Repairing RRoD:
RROD is a somewhat generic term as red lights come up for many errors, usually though it refers to hardware failure as follows. I do not really rate any one guide and many have incorrect info or blatant misinformation buried within them, only real way to get this is to read many guides.
Basic idea is that courtesy of lead free solder and a poorly supported motherboard (which leads to bending/warping of the board with the CPU/GPU taking much of it) the connections on the bottom of the CPU and/or GPU which use a form of connection known as ball grid array (as the name implies rather than pins to hold it on you have little ball of solder) either break, creep, bridge (whiskers) or otherwise become malformed.
Every fix you will see on the internet is a way to try and fix this, they range in quality and effectiveness but a rough overview could be:
Towel fix: do not do this ever, I mention it only so you do not do it. It overheads the entire 360 probably taking most of the electronics (or at least a good chunk of their lifetime) with it in an attempt to heat the CPU/GPU connections and get them to reform (remember solder is fairly easy to form at room temperature and the 70 something Celsius the 360 overheats at is good enough to start reforming.
Cent fix/penny fix. Varies slightly according to the guide you follow but generally you bind two or three pennies/cents together with electrical tape (to prevent electrical bridging) and stick them on the bottom of the RAM chips (sometimes three of them, sometimes all four of them). This redistributes the stress over the motherboard (aiming to entirely free it of them actually) and so helps with the connections.

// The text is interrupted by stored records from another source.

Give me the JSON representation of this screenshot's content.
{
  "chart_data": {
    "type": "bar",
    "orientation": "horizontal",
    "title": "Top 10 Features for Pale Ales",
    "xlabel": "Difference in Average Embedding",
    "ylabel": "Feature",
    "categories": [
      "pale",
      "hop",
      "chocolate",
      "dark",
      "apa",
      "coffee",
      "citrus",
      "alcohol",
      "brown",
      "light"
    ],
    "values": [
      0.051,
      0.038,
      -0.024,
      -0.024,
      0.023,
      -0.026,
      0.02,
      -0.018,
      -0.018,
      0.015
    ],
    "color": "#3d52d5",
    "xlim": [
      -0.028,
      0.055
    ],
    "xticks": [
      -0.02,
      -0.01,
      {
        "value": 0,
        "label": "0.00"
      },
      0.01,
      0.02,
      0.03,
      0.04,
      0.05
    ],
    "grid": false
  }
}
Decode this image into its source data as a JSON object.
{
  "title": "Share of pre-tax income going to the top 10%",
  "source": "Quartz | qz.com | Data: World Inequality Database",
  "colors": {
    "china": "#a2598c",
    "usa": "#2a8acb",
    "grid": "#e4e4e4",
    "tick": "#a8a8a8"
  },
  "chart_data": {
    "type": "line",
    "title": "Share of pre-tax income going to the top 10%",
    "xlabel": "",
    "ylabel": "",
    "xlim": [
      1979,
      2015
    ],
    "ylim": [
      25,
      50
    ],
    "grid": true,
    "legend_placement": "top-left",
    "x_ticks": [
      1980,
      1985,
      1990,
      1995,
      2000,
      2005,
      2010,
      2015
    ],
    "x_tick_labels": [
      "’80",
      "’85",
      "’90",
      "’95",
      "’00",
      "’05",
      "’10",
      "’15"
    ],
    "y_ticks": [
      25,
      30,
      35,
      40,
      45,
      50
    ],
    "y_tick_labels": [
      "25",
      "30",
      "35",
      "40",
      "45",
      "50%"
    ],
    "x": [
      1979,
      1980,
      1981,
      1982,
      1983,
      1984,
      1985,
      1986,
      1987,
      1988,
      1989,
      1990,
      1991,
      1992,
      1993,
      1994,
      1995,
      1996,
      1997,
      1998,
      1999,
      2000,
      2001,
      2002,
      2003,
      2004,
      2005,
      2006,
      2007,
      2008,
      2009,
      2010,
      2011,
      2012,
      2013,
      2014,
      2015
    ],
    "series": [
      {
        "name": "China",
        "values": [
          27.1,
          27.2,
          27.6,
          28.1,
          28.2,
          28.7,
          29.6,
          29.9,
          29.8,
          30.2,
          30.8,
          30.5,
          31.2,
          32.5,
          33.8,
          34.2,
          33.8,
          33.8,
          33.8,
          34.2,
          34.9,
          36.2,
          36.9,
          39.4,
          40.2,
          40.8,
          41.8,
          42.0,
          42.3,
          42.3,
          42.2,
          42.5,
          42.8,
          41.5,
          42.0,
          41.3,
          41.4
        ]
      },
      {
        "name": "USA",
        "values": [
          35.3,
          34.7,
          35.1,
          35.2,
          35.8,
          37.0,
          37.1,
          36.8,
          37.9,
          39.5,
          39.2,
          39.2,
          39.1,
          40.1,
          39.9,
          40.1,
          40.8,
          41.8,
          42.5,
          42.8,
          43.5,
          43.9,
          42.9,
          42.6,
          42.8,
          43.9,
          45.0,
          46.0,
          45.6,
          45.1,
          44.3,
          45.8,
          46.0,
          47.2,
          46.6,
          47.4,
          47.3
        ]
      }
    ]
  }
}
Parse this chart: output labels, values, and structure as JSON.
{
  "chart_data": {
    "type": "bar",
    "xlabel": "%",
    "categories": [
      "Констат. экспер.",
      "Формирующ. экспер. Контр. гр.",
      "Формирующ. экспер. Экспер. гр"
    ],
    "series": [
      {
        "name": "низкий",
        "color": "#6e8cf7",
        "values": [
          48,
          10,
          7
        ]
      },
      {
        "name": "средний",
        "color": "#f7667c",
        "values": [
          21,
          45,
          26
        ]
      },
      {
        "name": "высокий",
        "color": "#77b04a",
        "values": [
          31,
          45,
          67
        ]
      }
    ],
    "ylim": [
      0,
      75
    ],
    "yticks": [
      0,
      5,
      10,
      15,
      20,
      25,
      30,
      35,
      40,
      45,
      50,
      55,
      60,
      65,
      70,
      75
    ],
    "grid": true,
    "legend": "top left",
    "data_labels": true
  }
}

It can work by itself (indeed I have done such a thing) but it is usually coupled with either the heatgun method or another method.
Similar methods have also been used with xclamp replacement and bolts and custom force redistribution methods.
Xclamp fix: varying kits here and probably all about as good as each other.
Similar idea to the cent fix above but instead of redistributing stresses over the motherboard it adds stress to the heatsink which pulls down on the chips hopefully fixing bad connections. Usually coupled with a heating fix.
Heatgun method.: Here you take a heat gun (electronics rather than paint stripper if you can, some buy their own and some make one from a powered desoldering iron and a pump which can create a stream of air) and heat the CPU and/or GPU up in an attempt to reform connections (some advocate a more general heating pattern, I am not convinced it does anything other than waste time), it is usually worth supporting the CPU/GPU at the time to prevent the self weight of the chips from "squashing" the solder beneath it and many also shield everything but the section they are heating with tin (aluminium) foil.
A major problem with this is popcorning where the chip case has water in it which turns to steam (expands) or the case otherwise expands too fast and fractures the surface (usually not bad in and of itself but it does a good job of destroying any heat transfer ability beyond the repair capability of most people.
Crude alternative: if the CPU overheats the 360 more or less stops but if the GPU overheats then all is good apparently. Turning the dual fans 90 degrees allows you to cool the CPU and allows the GPU to overheat and so fix connections (at least in theory).
BGA reworking: if you have played at all with modern electronics you will probably know about surface mounted devices. While still technically a surface mount technique I personally rate it as harder to play with than surface mount. Search youtube for BGA rework videos and know that the hardware to pull it off is quite costly (even if you do not buy the special stuff) and the skills to do it are a cut above normal soldering (especially if you are not going in for the good equipment) although you can net things from places like virtual village and ownta for the job. It is very much as case of if you have to ask you are not ready for it yet.
A video to get you started (not for the 360):
http://www.youtube.com/watch?v=YdN53F5YQwk&fmt=18
Every other fix method before this attempts to either achieve similar results or addresses a cause of the problems, as such this is the king of all methods but as I have hopefully made clear this is no simple feat.
Long story short it is entirely possible to fix most RRoD consoles and aside from BGA it is entirely possible for anyone for anyone who has basic reading ability.